Ed è stata una bella giornata, senza stress e senza fatica – sushi d’asporto e gastronomia – finché, complice un po’ d’ebrezza alcoolica e alimentare, durante una pausa del banchetto, un po’ per scherzo un po’ – tanto – per desiderio – lei oggi era bellissima! – ho detto a M. che stasera avremmo potuto “bruciare un po’ di calorie”.

Nessuna risposta verbale, ci hanno pensato corpo, viso e occhi.
Espressione fra lo schifo e il compatimento.
Forse avrei avuto più successo proponendole di tuffarci in una calda vasca di letame fresco.

Ingoiata anche questa, soffocando pianto e lacrime per non guastare la festa, rientro nei miei ranghi. Oltre a qualche bacio non posso andare, anche se negli ultimi giorni erano più morbidi, affettuosi. Mi sono illusa. Ho sbagliato!

A fine giornata non posso che essere contenta sia finita anche se so che fra un anno ci sarà un altro Natale.

***

Appena pubblicato questo articolo mi propone un altro brindisi, poi mi bacia, chiede un abbraccio, mi ribacia e mi saluta per la buonanotte.
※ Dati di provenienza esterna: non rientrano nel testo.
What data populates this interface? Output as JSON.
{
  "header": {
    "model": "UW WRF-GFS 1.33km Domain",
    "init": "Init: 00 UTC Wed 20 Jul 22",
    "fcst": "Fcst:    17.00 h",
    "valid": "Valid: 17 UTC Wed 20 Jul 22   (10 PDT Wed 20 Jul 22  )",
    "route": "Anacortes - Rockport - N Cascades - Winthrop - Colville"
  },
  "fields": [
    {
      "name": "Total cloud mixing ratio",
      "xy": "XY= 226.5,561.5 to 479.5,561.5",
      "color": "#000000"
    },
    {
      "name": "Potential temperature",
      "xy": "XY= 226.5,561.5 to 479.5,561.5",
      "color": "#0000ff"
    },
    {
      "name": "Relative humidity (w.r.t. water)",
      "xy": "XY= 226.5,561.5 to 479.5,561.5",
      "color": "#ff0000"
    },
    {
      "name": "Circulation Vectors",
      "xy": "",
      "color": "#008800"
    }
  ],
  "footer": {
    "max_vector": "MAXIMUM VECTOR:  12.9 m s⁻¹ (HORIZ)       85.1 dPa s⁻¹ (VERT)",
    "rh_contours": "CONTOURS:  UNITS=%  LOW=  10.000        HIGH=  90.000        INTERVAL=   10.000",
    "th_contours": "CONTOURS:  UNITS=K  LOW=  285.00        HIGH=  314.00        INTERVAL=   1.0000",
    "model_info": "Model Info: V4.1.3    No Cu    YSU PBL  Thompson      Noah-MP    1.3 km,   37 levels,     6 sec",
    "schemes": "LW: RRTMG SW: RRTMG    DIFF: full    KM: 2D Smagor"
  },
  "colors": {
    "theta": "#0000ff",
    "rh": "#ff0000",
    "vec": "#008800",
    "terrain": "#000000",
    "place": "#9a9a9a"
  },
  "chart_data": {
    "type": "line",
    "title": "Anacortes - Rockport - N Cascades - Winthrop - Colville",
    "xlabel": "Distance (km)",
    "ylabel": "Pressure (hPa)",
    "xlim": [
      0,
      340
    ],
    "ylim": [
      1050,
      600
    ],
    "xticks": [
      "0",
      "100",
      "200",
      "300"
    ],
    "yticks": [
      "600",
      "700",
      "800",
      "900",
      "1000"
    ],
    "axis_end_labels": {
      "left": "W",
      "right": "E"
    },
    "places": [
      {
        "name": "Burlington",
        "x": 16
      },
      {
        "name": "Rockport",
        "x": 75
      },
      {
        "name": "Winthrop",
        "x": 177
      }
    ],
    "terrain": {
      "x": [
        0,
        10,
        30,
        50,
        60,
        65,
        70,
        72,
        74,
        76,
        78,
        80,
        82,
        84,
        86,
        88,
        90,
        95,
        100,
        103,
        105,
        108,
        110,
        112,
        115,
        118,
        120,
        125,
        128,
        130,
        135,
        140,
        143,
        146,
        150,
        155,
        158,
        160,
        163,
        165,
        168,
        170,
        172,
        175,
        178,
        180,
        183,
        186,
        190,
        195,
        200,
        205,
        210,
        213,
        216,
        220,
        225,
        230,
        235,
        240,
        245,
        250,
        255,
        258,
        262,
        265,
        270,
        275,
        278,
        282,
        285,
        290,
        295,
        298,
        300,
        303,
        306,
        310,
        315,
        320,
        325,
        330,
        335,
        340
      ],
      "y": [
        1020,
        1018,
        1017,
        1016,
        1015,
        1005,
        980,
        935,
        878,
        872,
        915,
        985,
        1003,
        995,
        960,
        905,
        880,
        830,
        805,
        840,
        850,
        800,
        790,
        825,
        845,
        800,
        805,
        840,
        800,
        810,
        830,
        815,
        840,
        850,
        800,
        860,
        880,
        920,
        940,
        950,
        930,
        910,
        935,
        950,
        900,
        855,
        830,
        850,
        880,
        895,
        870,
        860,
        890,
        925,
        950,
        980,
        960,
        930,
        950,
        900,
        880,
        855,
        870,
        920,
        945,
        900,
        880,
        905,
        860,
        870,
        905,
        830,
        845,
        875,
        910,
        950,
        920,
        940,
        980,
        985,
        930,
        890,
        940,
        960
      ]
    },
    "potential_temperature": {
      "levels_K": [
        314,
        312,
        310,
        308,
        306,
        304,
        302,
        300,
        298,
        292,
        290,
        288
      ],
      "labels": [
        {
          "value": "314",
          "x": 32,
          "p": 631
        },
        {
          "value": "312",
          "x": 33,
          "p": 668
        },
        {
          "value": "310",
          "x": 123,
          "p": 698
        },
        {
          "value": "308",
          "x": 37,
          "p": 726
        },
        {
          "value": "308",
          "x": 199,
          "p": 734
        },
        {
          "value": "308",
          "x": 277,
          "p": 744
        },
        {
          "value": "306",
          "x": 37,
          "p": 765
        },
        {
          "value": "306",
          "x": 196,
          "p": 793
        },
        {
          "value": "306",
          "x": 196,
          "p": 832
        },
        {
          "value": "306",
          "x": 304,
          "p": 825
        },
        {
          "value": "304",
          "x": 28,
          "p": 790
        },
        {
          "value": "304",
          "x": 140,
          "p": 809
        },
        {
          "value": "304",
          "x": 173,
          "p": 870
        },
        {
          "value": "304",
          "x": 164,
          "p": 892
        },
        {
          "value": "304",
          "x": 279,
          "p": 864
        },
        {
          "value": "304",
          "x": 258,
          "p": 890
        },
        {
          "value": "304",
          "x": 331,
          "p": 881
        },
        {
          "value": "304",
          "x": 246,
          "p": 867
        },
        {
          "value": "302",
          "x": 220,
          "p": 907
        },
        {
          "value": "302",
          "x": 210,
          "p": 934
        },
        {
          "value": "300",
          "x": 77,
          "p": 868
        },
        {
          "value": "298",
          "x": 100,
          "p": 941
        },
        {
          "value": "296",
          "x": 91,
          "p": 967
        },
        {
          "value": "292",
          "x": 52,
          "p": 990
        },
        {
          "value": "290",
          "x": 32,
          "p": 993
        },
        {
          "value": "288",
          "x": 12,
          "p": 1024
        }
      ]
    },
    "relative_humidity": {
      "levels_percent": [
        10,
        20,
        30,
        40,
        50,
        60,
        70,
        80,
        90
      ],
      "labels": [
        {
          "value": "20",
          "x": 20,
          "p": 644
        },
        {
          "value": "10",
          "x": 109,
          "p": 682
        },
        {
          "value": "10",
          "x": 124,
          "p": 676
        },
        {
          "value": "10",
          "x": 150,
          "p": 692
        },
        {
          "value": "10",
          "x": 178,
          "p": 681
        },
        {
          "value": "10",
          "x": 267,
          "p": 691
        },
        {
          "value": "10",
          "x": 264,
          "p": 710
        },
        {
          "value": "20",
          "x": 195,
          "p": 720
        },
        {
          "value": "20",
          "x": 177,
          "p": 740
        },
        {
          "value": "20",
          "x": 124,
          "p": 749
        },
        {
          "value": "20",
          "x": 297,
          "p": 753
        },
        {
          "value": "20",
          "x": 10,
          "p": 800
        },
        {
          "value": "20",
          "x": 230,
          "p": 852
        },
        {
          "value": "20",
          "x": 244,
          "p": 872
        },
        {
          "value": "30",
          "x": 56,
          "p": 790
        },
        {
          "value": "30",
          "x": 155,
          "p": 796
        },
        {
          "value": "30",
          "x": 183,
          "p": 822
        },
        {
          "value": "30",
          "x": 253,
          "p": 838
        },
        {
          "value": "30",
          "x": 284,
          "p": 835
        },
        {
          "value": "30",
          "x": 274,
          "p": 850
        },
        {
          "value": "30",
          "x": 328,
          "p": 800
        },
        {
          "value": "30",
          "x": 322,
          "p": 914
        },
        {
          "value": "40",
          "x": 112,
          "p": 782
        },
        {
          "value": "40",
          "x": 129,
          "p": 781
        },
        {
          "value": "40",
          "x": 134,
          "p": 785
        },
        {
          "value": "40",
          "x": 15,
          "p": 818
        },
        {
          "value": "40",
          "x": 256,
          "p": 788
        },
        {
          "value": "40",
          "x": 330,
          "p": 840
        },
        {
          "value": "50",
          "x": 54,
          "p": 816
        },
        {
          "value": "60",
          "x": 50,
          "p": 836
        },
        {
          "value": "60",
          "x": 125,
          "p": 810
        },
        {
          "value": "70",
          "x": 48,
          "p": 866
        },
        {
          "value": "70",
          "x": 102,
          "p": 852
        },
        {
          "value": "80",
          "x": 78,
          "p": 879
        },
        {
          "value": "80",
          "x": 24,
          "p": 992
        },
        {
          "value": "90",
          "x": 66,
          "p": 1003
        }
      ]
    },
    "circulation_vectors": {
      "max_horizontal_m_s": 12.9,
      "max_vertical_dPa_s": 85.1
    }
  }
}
Lo so, mi dovrei accontentare: sono molto fortunata ad averla ancora al mio fianco. È solo che ogni tanto sento il desiderio di stringerla, accarezzarla, coccolarla,… fare l’amore.

Non è un generico bisogno di sesso, è voglia di farlo con lei, solo con lei. Lei e solo lei risveglia i miei sensi. La amo, mi piace, mi attira… La TOS ha neutralizzato l’apparato genitale ma il cervello è ancora attivo! Che ci posso fare?